しかし、ウェールズ政府はさらに高い目標も掲げています。それが2050年までに「Zero Waste」(ゼロ・ウェイスト)、つまり廃棄物をゼロにするという目標です。なぜウェールズはこれほどまでに廃棄物(ゴミ)の問題を重視しているのでしょうか。

その背景には、ウェールズ政府がゴミの削減を地球温暖化対策として捉えていることがあります。ゴミは海などに流出して自然環境を汚染するだけではなく、地球温暖化の原因である温室効果ガスの発生源にもなり得るのです。プラスチックの容器包装をはじめ、焼却処分ができないゴミは埋め立てによって処分されます。しかし、集められたゴミが埋立地で分解されていく過程では、二酸化炭素よりも強力な温室効果をもつメタンが発生します。つまり、プラスチックなどのゴミがリサイクルされずに処分されると、それだけ温室効果ガスの排出が進んでしまうのです。

ウェールズはいかにして廃棄ゼロを目指しているのか?

ゼロ・ウェイストを目指して、ウェールズ政府は段階的なゴミ削減目標のロードマップを設定しています。その計画では、2025年までに国内でのリサイクル率を70%に高めると同時に、ゴミの発生量自体も26%削減すること(2010年比)が目指されています。この2025年までの目標達成に向けて、ウェールズではすでに法規制が強化されています。

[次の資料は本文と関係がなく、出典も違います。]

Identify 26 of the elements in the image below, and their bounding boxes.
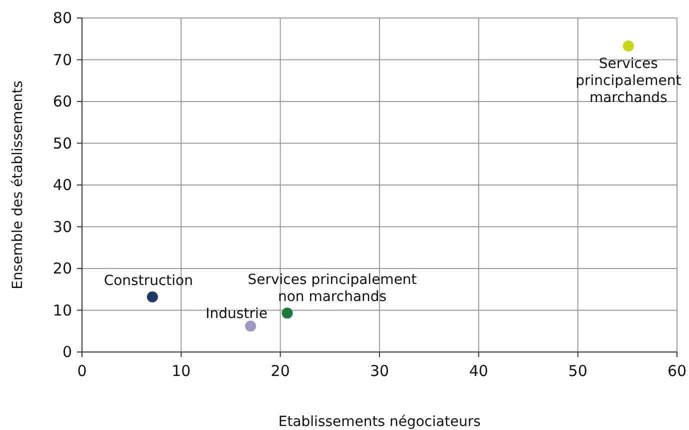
y-tick-label: 20 — [52, 260, 72, 278]
y-tick-label: 80 — [52, 9, 72, 27]
y-tick-label: 70 — [52, 50, 72, 69]
text: Services principalement non marchands — [248, 272, 418, 306]
point — [282, 308, 293, 319]
x-tick-label: 30 — [370, 362, 390, 380]
point — [146, 291, 158, 302]
y-tick-label: 40 — [52, 176, 72, 194]
x-tick-label: 10 — [172, 362, 191, 380]
x-tick-label: 20 — [270, 362, 290, 380]
y-tick-label: 30 — [52, 218, 72, 236]
point — [245, 320, 256, 332]
text: Services principalement marchands — [576, 56, 682, 106]
y-tick-label: 10 — [52, 301, 72, 320]
x-tick-label: 0 — [77, 362, 87, 380]
y-tick-label: 0 — [62, 343, 72, 361]
x-tick-label: 50 — [568, 362, 588, 380]
series-label: Construction — [104, 272, 193, 289]
point — [622, 40, 634, 52]
x-axis-title: Etablissements négociateurs — [278, 414, 481, 430]
y-tick-label: 60 — [52, 92, 72, 110]
series-label: Industrie — [206, 306, 268, 322]
x-tick-label: 60 — [667, 362, 687, 380]
y-axis-title: Ensemble des établissements — [10, 80, 26, 290]
y-tick-label: 50 — [52, 134, 72, 152]
x-tick-label: 40 — [469, 362, 488, 380]
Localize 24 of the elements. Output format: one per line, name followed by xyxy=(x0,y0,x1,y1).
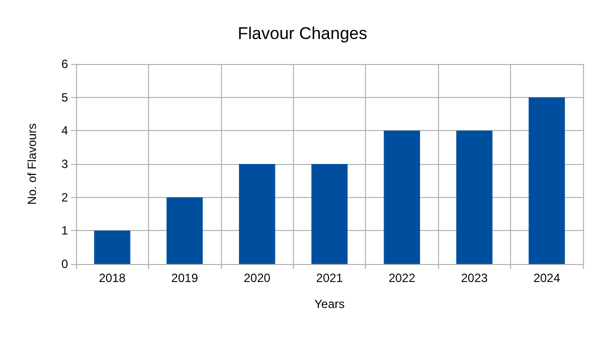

2024年から施行予定の事業者に対するリサイクル規制では、リサイクルすることが難しい容器包装を使用した事業者などに罰金が課される予定です。また、同じく2024年からはファストフード店などでの使い捨て紙コップの使用も規制されます。一般的に紙製品はリサイクルが簡単な特徴がありますが、使い捨て紙コップは汚れが激しく、再生紙にすることが難しいとされます。そのため、ウェールズ政府は飲食店での使い捨て紙コップの利用を規制し、代わりにリユースが可能なビンなどの利用を義務付けます。

水揚げされたロブスターの画像

こうしたレストランや食品メーカーへの厳しい規制は「汚染者負担原則」と呼ばれる考えにのっとっています。これは環境を汚染した者自身がその代償を負担すべきという、ヨーロッパでは広く見られる環境政策の基本方針です。ゴミ問題については、ウェールズのみならず、イギリス全体で汚染者負担原則を適用させる動きが広がっており、規制を強化することで事業者による自発的なリサイクル可能な包装使用の広がりが期待されています。

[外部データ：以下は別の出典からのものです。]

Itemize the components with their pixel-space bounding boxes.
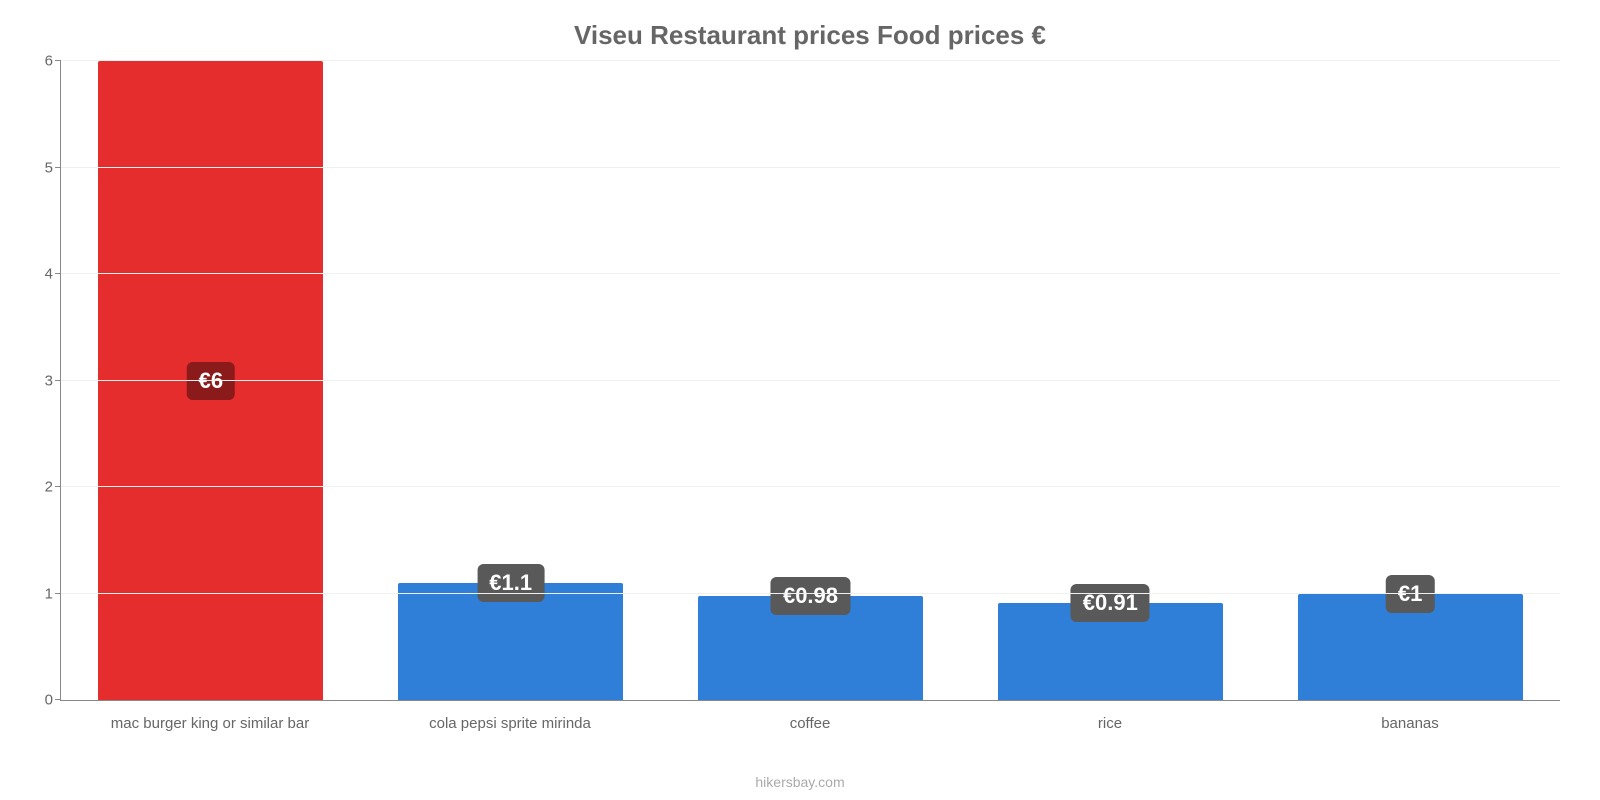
- chart-title: Viseu Restaurant prices Food prices €: [60, 20, 1560, 51]
- y-tick-mark: [55, 380, 61, 381]
- x-tick-label: rice: [960, 715, 1260, 732]
- y-tick-mark: [55, 60, 61, 61]
- bar-slot: €1: [1260, 61, 1560, 700]
- bar: €0.98: [698, 596, 923, 700]
- gridline: [61, 273, 1560, 274]
- watermark-text: hikersbay.com: [0, 774, 1600, 790]
- x-tick-label: bananas: [1260, 715, 1560, 732]
- bar-slot: €0.98: [661, 61, 961, 700]
- y-tick-mark: [55, 486, 61, 487]
- bar: €0.91: [998, 603, 1223, 700]
- gridline: [61, 593, 1560, 594]
- value-badge: €0.91: [1071, 584, 1150, 622]
- x-axis-labels: mac burger king or similar barcola pepsi…: [60, 715, 1560, 732]
- plot-area: €6€1.1€0.98€0.91€1 0123456: [60, 61, 1560, 701]
- y-tick-mark: [55, 699, 61, 700]
- y-tick-label: 2: [45, 479, 61, 496]
- gridline: [61, 380, 1560, 381]
- bar: €6: [98, 61, 323, 700]
- gridline: [61, 167, 1560, 168]
- y-tick-label: 4: [45, 266, 61, 283]
- value-badge: €1: [1386, 575, 1434, 613]
- y-tick-mark: [55, 593, 61, 594]
- gridline: [61, 486, 1560, 487]
- x-tick-label: cola pepsi sprite mirinda: [360, 715, 660, 732]
- gridline: [61, 60, 1560, 61]
- x-tick-label: coffee: [660, 715, 960, 732]
- y-tick-label: 3: [45, 372, 61, 389]
- y-tick-mark: [55, 167, 61, 168]
- bar-slot: €6: [61, 61, 361, 700]
- value-badge: €6: [187, 362, 235, 400]
- y-tick-label: 5: [45, 159, 61, 176]
- bar-slot: €0.91: [960, 61, 1260, 700]
- x-tick-label: mac burger king or similar bar: [60, 715, 360, 732]
- value-badge: €0.98: [771, 577, 850, 615]
- bar-slot: €1.1: [361, 61, 661, 700]
- bar: €1: [1298, 594, 1523, 701]
- chart-container: Viseu Restaurant prices Food prices € €6…: [0, 0, 1600, 800]
- y-tick-label: 6: [45, 53, 61, 70]
- bar: €1.1: [398, 583, 623, 700]
- value-badge: €1.1: [477, 564, 544, 602]
- y-tick-mark: [55, 273, 61, 274]
- y-tick-label: 1: [45, 585, 61, 602]
- y-tick-label: 0: [45, 692, 61, 709]
- bars-row: €6 €1.1 €0.98 €0.91 €1: [61, 61, 1560, 700]
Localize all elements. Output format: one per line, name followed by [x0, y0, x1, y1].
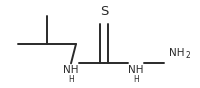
Text: 2: 2 [185, 51, 190, 60]
Text: NH: NH [63, 65, 79, 75]
Text: NH: NH [128, 65, 144, 75]
Text: NH: NH [169, 48, 184, 58]
Text: S: S [100, 5, 108, 18]
Text: H: H [133, 75, 139, 84]
Text: H: H [68, 75, 74, 84]
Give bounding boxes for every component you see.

また、ウェールズでは容器包装そのものを環境に配慮したものへと転換することも目指されています。通常、プラスチックなどは石油などの輸入化石燃料から作られますし、紙も他国から輸入した木材を原料に作られます。このように、わざわざ原料を輸入するとその輸送過程などで環境負荷が大きくなってしまいます。

そこでウェールズで開発されているのが、地元でとれる植物から容器包装を作る取り組みです。ウェールズのバンガー大学とアベリストウィス大学は、イネ科の牧草であるライグラスから紙の原料となるパルプを作り出すことに成功し、この技術を使った容器包装は一部のスーパーマーケットで実用化される予定となっています。

「サステナブルな食」を実現するためには、食べ物が我々の手元に届く過程までを含めて、環境に配慮した持続可能なものへと変えていく必要があります。そのなかで、食べ物の流通に不可欠な容器包装をサステナブルにするのはとても重要なことです。

このように、容器包装からのゴミを削減するウェールズの先進的な取り組みには、日本が見習うべきことも多くあるように思います。もしウェールズへ足を運ぶことがあれば、食品のパッケージに注目してみて下さいね。